Esther Perkins, on the other hand, was a chucker, and her house was as uncluttered and Spartan as a monastery.  As soon as she finished reading the Hartford Courant, it was rolled up and thrown in the trash.  Magazines once read were tossed. Her living room had been untouched since her husband had died in 1974.  The Buddhist head that he had bought in Bangkok was still on the mantelpiece, the uncomfortable Victorian petit point chairs inherited from her mother still stood by the picture window.  The sconces and Venetian mirror bought for her by her sister still adorned the room; but nothing else was permitted. There was not a trace of anything new, temporary, or incidental.  She vacuumed once her son and his wife left.  She angrily picked up toll receipts, pennies, and gum wrappers from his dresser.

While her husband was alive she dusted the family albums that he had treasured – pictures of his mother and father at their wedding; their trips to Niagara Falls; faded portraits of old Italian relatives from the Old Country – but as soon as he died, she threw them all out, dumped them in the trash along with the dust devils and old spaghetti strands tossed by Mrs. Ruziicka, the maid.

One day on a visit to his mother, Brad Perkins decided to collect some old photographs that had been kept in the bureau drawer of his old room.  Most were from his first wedding which he had decided to leave at home for safekeeping after he re-married. When he went up to his old room to collect them, they were gone.  His mother claimed ignorance.  He must be mistaken, she said, and taken them with him on another visit. He was upset, for although he had moved on to a new wife and family, he still loved his first wife and secretly hoped that they might get back together.

After turning the house upside down and looking in every closet, drawer, and crawl space, he realized that his mother had chucked his memories in the trash along with the meat loaf.  He was angry at his mother, but when he looked around the bare house, as spare and ascetic as a Shaker’s, he knew that it was unfair to judge.  For some reason his mother wanted nothing to do with the past. Perhaps it had something to do with her Sicilian father, his marrying her off to Harry Perkins without her consent, her life in the Connecticut rustbelt with no romance, few prospects, and nosy neighbors.
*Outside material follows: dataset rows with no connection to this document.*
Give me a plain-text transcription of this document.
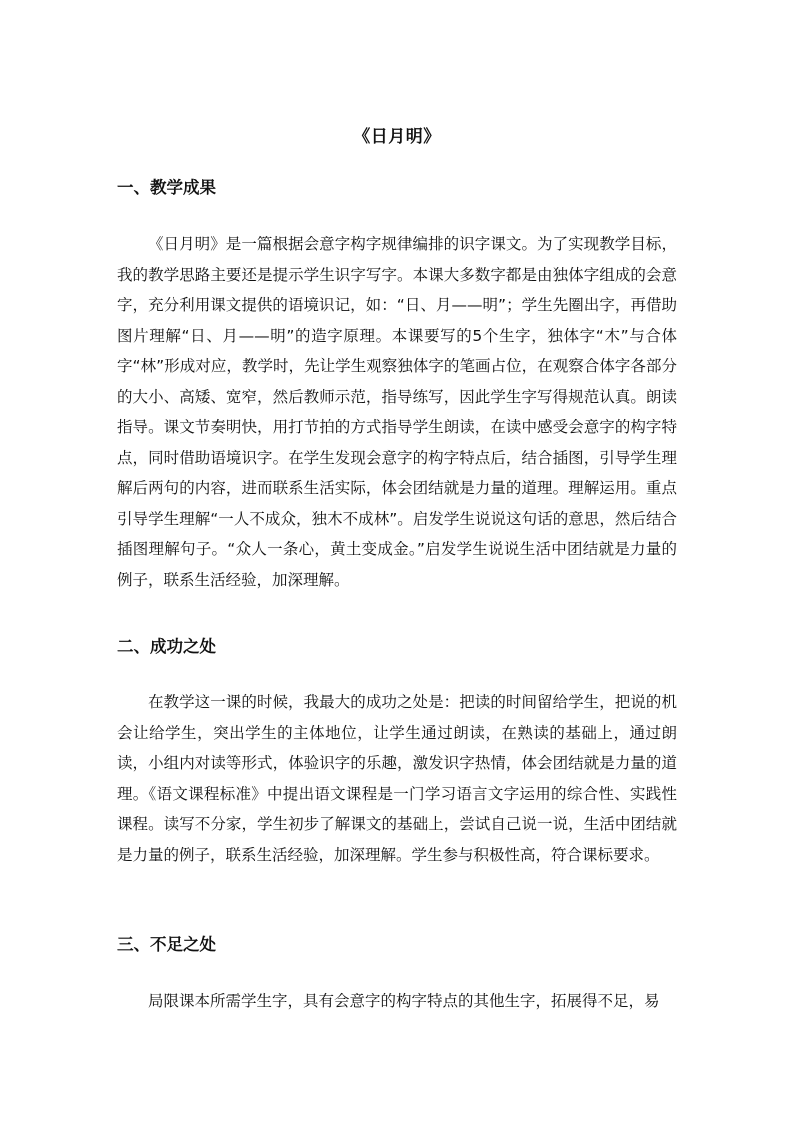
《日月明》
一、教学成果

《日月明》是一篇根据会意字构字规律编排的识字课文。为了实现教学目标，我的教学思路主要还是提示学生识字写字。本课大多数字都是由独体字组成的会意字，充分利用课文提供的语境识记，如：“日、月——明”；学生先圈出字，再借助图片理解“日、月——明”的造字原理。本课要写的5个生字，独体字“木”与合体字“林”形成对应，教学时，先让学生观察独体字的笔画占位，在观察合体字各部分的大小、高矮、宽窄，然后教师示范，指导练写，因此学生字写得规范认真。朗读指导。课文节奏明快，用打节拍的方式指导学生朗读，在读中感受会意字的构字特点，同时借助语境识字。在学生发现会意字的构字特点后，结合插图，引导学生理解后两句的内容，进而联系生活实际，体会团结就是力量的道理。理解运用。重点引导学生理解“一人不成众，独木不成林”。启发学生说说这句话的意思，然后结合插图理解句子。“众人一条心，黄土变成金。”启发学生说说生活中团结就是力量的例子，联系生活经验，加深理解。

二、成功之处

在教学这一课的时候，我最大的成功之处是：把读的时间留给学生，把说的机会让给学生，突出学生的主体地位，让学生通过朗读，在熟读的基础上，通过朗读，小组内对读等形式，体验识字的乐趣，激发识字热情，体会团结就是力量的道理。《语文课程标准》中提出语文课程是一门学习语言文字运用的综合性、实践性课程。读写不分家，学生初步了解课文的基础上，尝试自己说一说，生活中团结就是力量的例子，联系生活经验，加深理解。学生参与积极性高，符合课标要求。

三、不足之处

局限课本所需学生字，具有会意字的构字特点的其他生字，拓展得不足，易
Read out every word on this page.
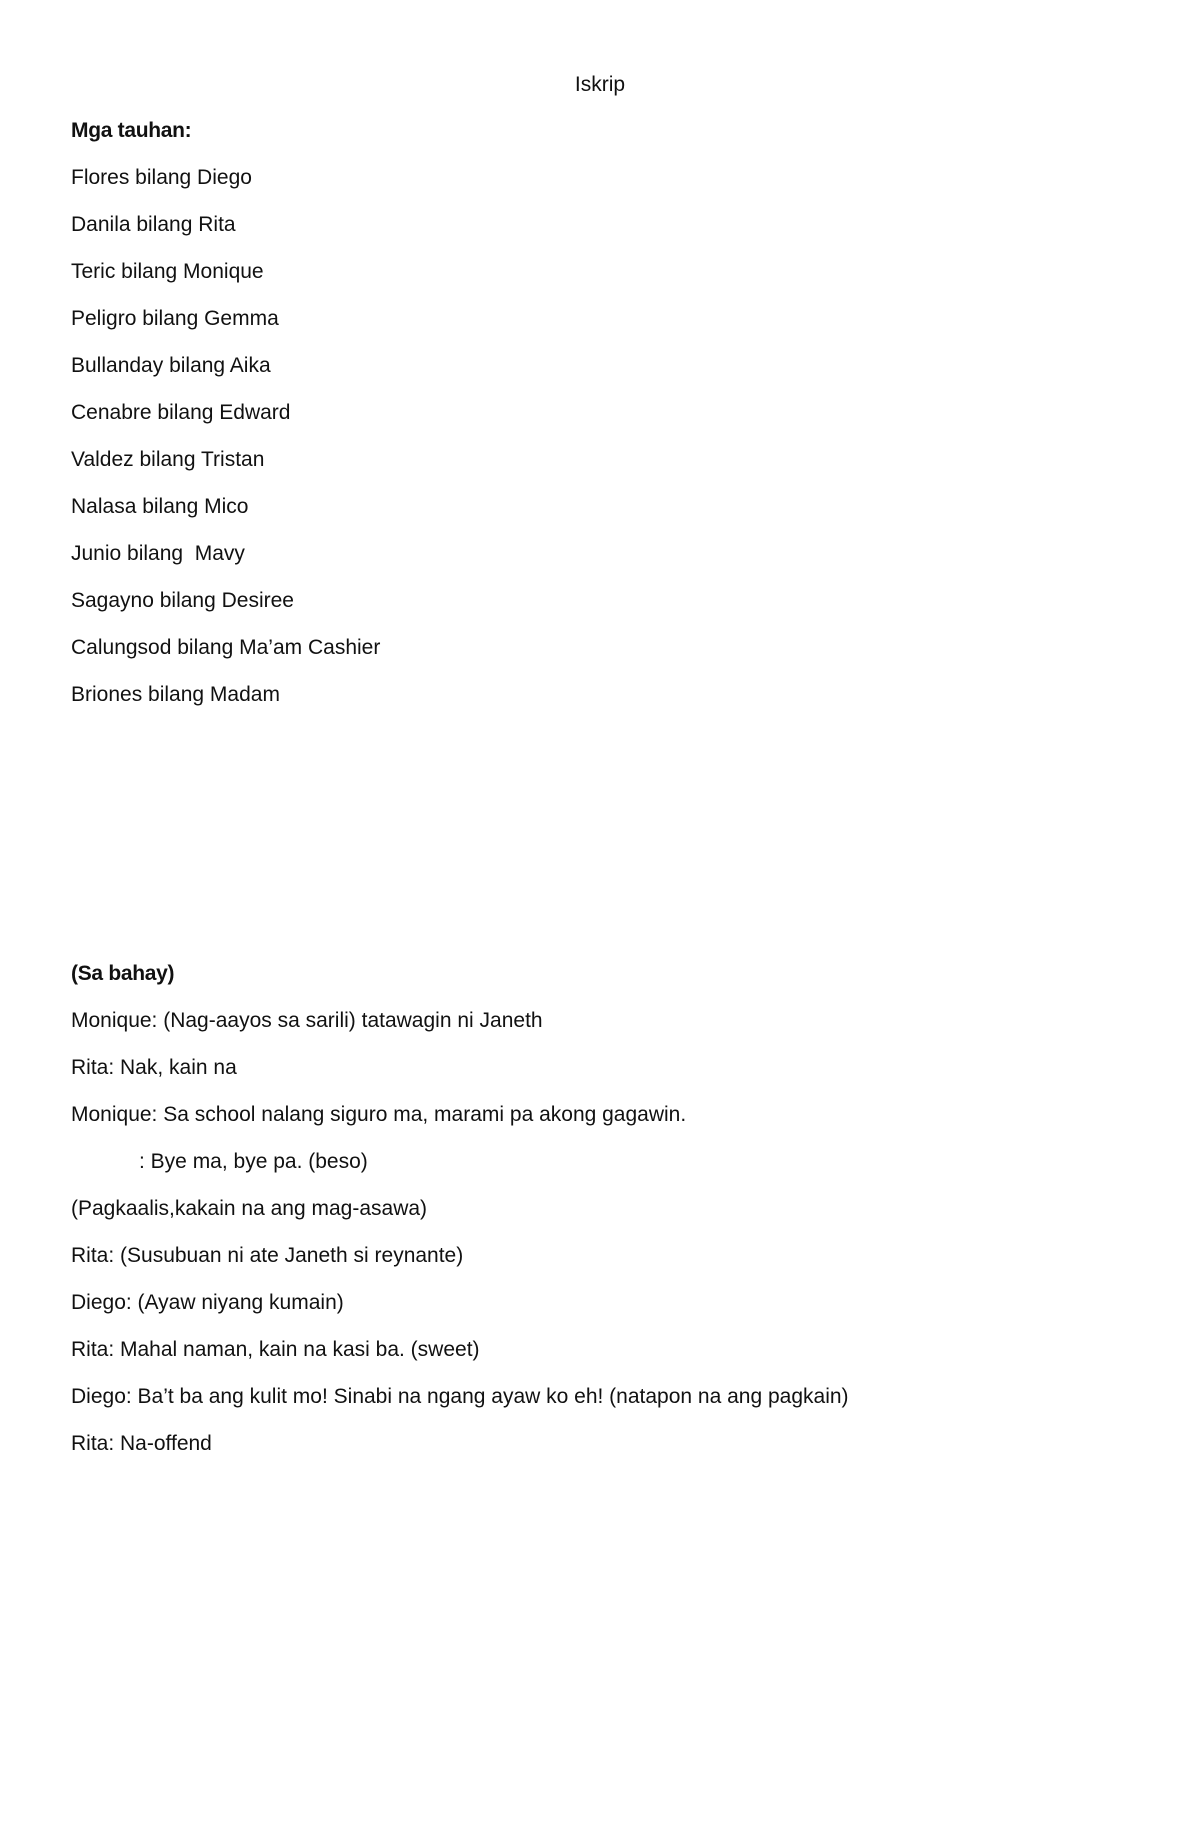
Iskrip
Mga tauhan:
Flores bilang Diego
Danila bilang Rita
Teric bilang Monique
Peligro bilang Gemma
Bullanday bilang Aika
Cenabre bilang Edward
Valdez bilang Tristan
Nalasa bilang Mico
Junio bilang  Mavy
Sagayno bilang Desiree
Calungsod bilang Ma’am Cashier
Briones bilang Madam
(Sa bahay)
Monique: (Nag-aayos sa sarili) tatawagin ni Janeth
Rita: Nak, kain na
Monique: Sa school nalang siguro ma, marami pa akong gagawin.
: Bye ma, bye pa. (beso)
(Pagkaalis,kakain na ang mag-asawa)
Rita: (Susubuan ni ate Janeth si reynante)
Diego: (Ayaw niyang kumain)
Rita: Mahal naman, kain na kasi ba. (sweet)
Diego: Ba’t ba ang kulit mo! Sinabi na ngang ayaw ko eh! (natapon na ang pagkain)
Rita: Na-offend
Or perhaps because she was simply neat, practical, and uninteresting.

Brad, despite himself, was a chucker; and every time he went into the basement to put the clothes into the dryer, he couldn’t help noticing the junk that was piling up.  There were old vinyl records, mismatched skis, headless dolls, rusted spades, and boxes of plates, cutlery, silverware, and tarnished silver that would never be used. Every time he looked at the disorganized piles and wanted to toss them in the alley, he thought angrily about his mother.  She had passed on her compulsive orderliness to him, and he didn’t like it.

The world is divided in many ways.  Those who have children and those who don’t. Gay-straight, rich-poor, urban-rural, liberal-conservative; but the most significant and overlooked distinction is between hoarders and chuckers.  Every hoarder is obsessively attached to the past, mortally afraid of giving up memories and the most insignificant events.  Every chucker is just as compelled to jettison history, bad memories, and stale recollections.

I am a chucker, although not a compulsive one.  I, like Brad, ignore the basement pile-up until something clicks in my genetic code; and I manically throw everything out. But I, like the hoarding mother of my friends, cannot throw out my dance card from my Senior Prom or my Lester Lanin beanie. I have the key to my room at the Dorchester where I met my Pakistani lover in London; the menu from the Viennese restaurant where I broke up with the Swiss woman who had loved me through my worst of times.

Things are important, no matter how insignificant they may seem. For all our pretense about higher meaning, purpose, and relevance, only the dance cards matter.